Let's prove it for $n=k+1$ then $$F_{k+m+2}=F_{k+m}+F_{k+m+1}=(F_{m+1}F_{k}+F_{m}F_{k-1})+(F_{m+1}F_{k+1}+F_{m}F_{k})=F_{m+1}(F_k+F_{k+1})+F_m(F_{k-1}+F_k)=F_{m+1}F_{k+2}+F_mF_{k+1}$$

The first two parentheses were derived from induction assumption for $n=k-1$ or $n=k$.

Thus, we have proved our initial statement. If we put $n=m$ we get $$F_{2n+1}=F_{n+1}^2+F_n^2$$

Answer 2

This follows from the matrix formulation, which is well worth knowing and easily proved: $$ \begin{pmatrix}1&1\\1&0\end{pmatrix}^n= \begin{pmatrix}F_{n+1}&F_n\\F_n&F_{n-1}\end{pmatrix} $$ Just compare $$ \begin{pmatrix}1&1\\1&0\end{pmatrix}^{2n}= \begin{pmatrix}F_{2n+1}&*\\*&*\end{pmatrix} $$ with $$ \begin{pmatrix}F_{n+1}&F_n\\F_n&F_{n-1}\end{pmatrix}^2= \begin{pmatrix}\cdots&*\\*&*\end{pmatrix} $$ Alternatively (and equivalently), you can use induction to prove simultaneously that $$ F_{2n} = F_n (F_{n+1} + F_{n-1}), \quad F_{2n+1}=F_n^2+F_{n+1}^2 $$

Answer 3

$$F_{2(n+1)+1}=F_{2n+1}+F_{2n+2}$$

$$=F_{n+1}^2+(F_{n}^2+F_{2n+2})$$

$=F_{n+1}^2+F_{n}^2+F_{n+1}(F_{n+2}+F_n)$ (Using Proving a Fibonacci identity: $F_{2n} = F_n (F_{n+1} + F_{n-1})$,)

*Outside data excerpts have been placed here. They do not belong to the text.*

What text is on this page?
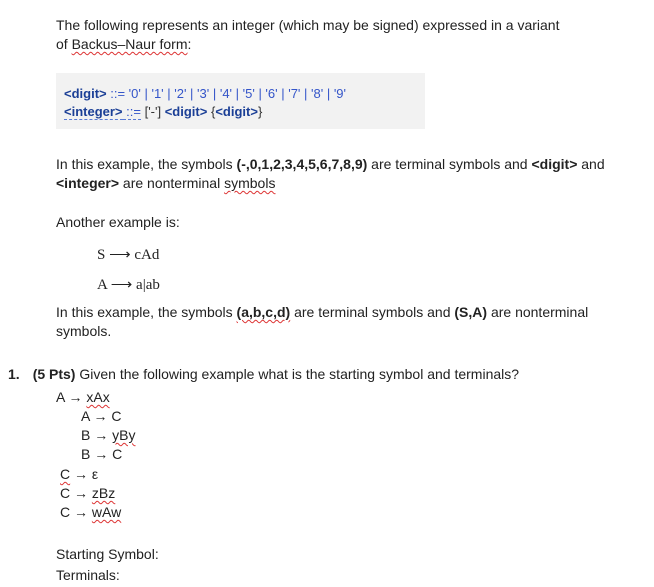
The following represents an integer (which may be signed) expressed in a variant
of Backus–Naur form:
<digit> ::= '0' | '1' | '2' | '3' | '4' | '5' | '6' | '7' | '8' | '9'
<integer> ::= ['-'] <digit> {<digit>}
In this example, the symbols (-,0,1,2,3,4,5,6,7,8,9) are terminal symbols and <digit> and
<integer> are nonterminal symbols
Another example is:
S ⟶ cAd
A ⟶ a|ab
In this example, the symbols (a,b,c,d) are terminal symbols and (S,A) are nonterminal
symbols.
1. (5 Pts) Given the following example what is the starting symbol and terminals?
A → xAx
A → C
B → yBy
B → C
C → ε
C → zBz
C → wAw
Starting Symbol:
Terminals:
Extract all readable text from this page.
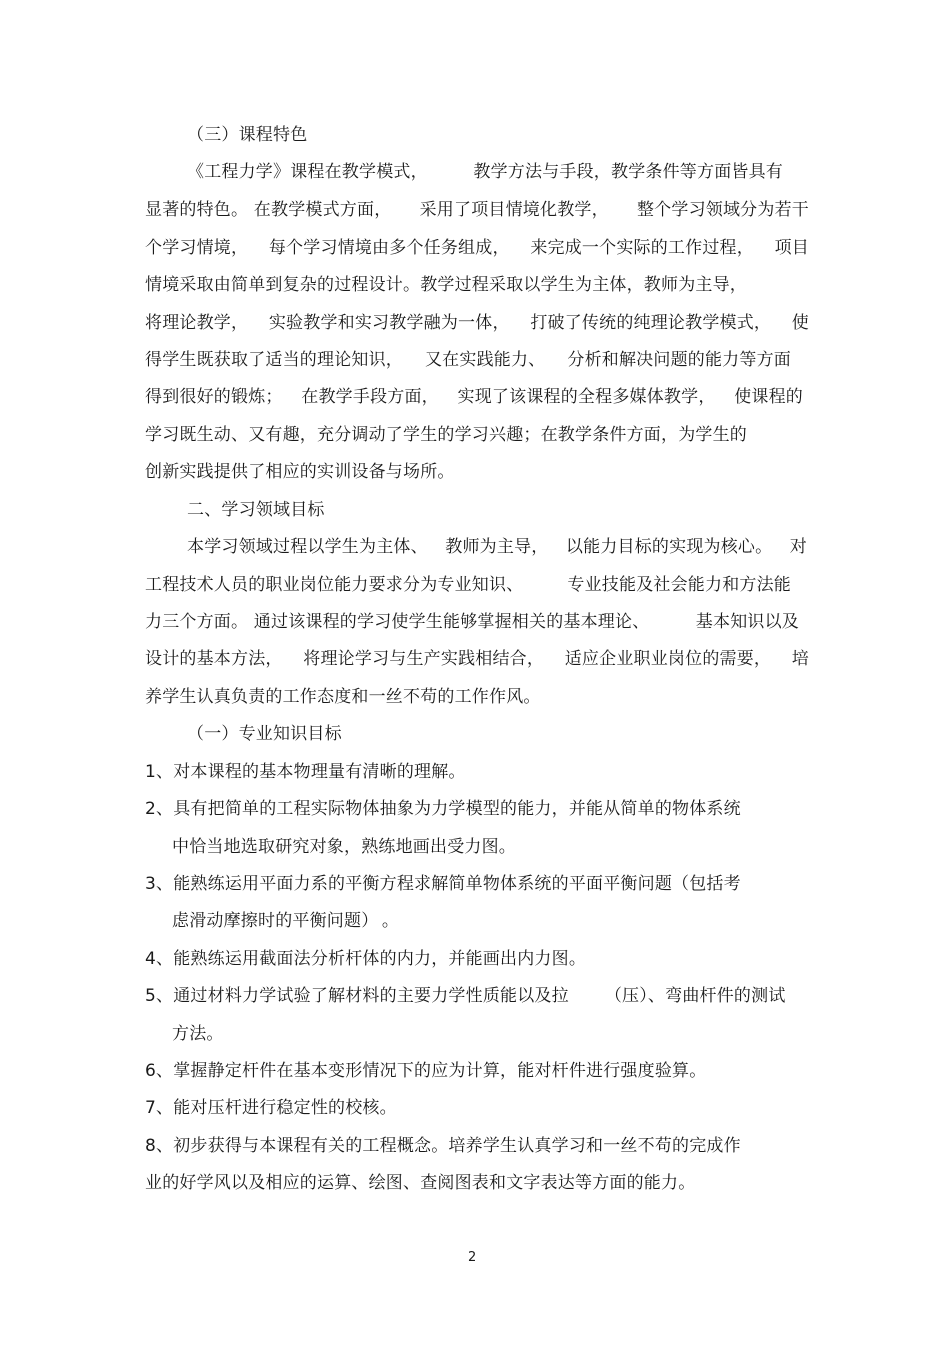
（三）课程特色
《工程力学》课程在教学模式，	教学方法与手段，教学条件等方面皆具有
显著的特色。 在教学模式方面， 采用了项目情境化教学， 整个学习领域分为若干
个学习情境， 每个学习情境由多个任务组成， 来完成一个实际的工作过程， 项目
情境采取由简单到复杂的过程设计。教学过程采取以学生为主体，教师为主导，
将理论教学， 实验教学和实习教学融为一体， 打破了传统的纯理论教学模式， 使
得学生既获取了适当的理论知识， 又在实践能力、 分析和解决问题的能力等方面
得到很好的锻炼； 在教学手段方面， 实现了该课程的全程多媒体教学， 使课程的
学习既生动、又有趣，充分调动了学生的学习兴趣；在教学条件方面，为学生的
创新实践提供了相应的实训设备与场所。
二、学习领域目标
本学习领域过程以学生为主体、 教师为主导， 以能力目标的实现为核心。 对
工程技术人员的职业岗位能力要求分为专业知识、	专业技能及社会能力和方法能
力三个方面。 通过该课程的学习使学生能够掌握相关的基本理论、	基本知识以及
设计的基本方法， 将理论学习与生产实践相结合， 适应企业职业岗位的需要， 培
养学生认真负责的工作态度和一丝不苟的工作作风。
（一）专业知识目标
1、对本课程的基本物理量有清晰的理解。
2、具有把简单的工程实际物体抽象为力学模型的能力，并能从简单的物体系统
中恰当地选取研究对象，熟练地画出受力图。
3、能熟练运用平面力系的平衡方程求解简单物体系统的平面平衡问题（包括考
虑滑动摩擦时的平衡问题） 。
4、能熟练运用截面法分析杆体的内力，并能画出内力图。
5、通过材料力学试验了解材料的主要力学性质能以及拉 （压）、弯曲杆件的测试
方法。
6、掌握静定杆件在基本变形情况下的应为计算，能对杆件进行强度验算。
7、能对压杆进行稳定性的校核。
8、初步获得与本课程有关的工程概念。培养学生认真学习和一丝不苟的完成作
业的好学风以及相应的运算、绘图、查阅图表和文字表达等方面的能力。
2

$$=F_{n+1}^2+F_{n+1}F_{n+2}+F_n(\underbrace{F_n+F_{n+1}})$$

$$=F_{n+1}^2+F_{n+1}F_{n+2}+F_nF_{n+2}$$

$$=F_{n+1}^2+F_{n+2}(\underbrace{F_{n+1}+F_n})$$

$$=?$$

Answer 4

We can actually prove two different identities (1) and (2), of which you were asked to prove (1): $$F_{n+1}^2+F_{n+2}^2=F_{2n+3} \quad \text{(1)}$$ $$F_{n+2}^2-F_{n}^2=F_{2n+2} \quad \text{(2)}$$ Note that the Fibonacci numbers are numbered starting from $F_1$.

We can proceed by induction. Suppose that we have the two equations $$F_n^2+F_{n+1}^2=F_{2n+1} \quad \text{(3)}$$ $$F_{n+1}^2-F_{n-1}^2=F_{2n} \quad \text{(4)}$$ The base cases are trivial.

First Step: Prove (2).

Now, adding (3) and (4), we obtain : \begin{align} 2F_{n+1}^2+F_n^2-F_{n-1}^2 &= F_{2n+1}+F_{2n}\\\\ (F_{n+1}-F_n)^2+F_{n+1}^2 + 2F_{n+1}F_n - F_{n-1}^2&= F_{2n+2}\\\\ (F_{n-1})^2+F_{n+1}^2 + 2F_{n+1}F_n - F_{n-1}^2&= F_{2n+2}\\\\ (F_{n+1}+F_{n})^2-F_{n}^2&= F_{2n+2}\\\\ F_{n+2}^2-F_{n}^2&= F_{2n+2} \quad \text{(2)} \end{align} As desired. $\square$

Second Step: Prove (1). Now that we have (2), we are home free!

Adding (2) and (3), we obtain :

\begin{align} F_{n+2}^2-F_n^2+F_{n}^2+F_{n+1}^2 &= F_{2n+2}+F_{2n+1}\\\\ F_{n+2}^2+F_{n+1}^2 &= F_{2n+3} \quad \text{(1)} \end{align} And we are done. $\square$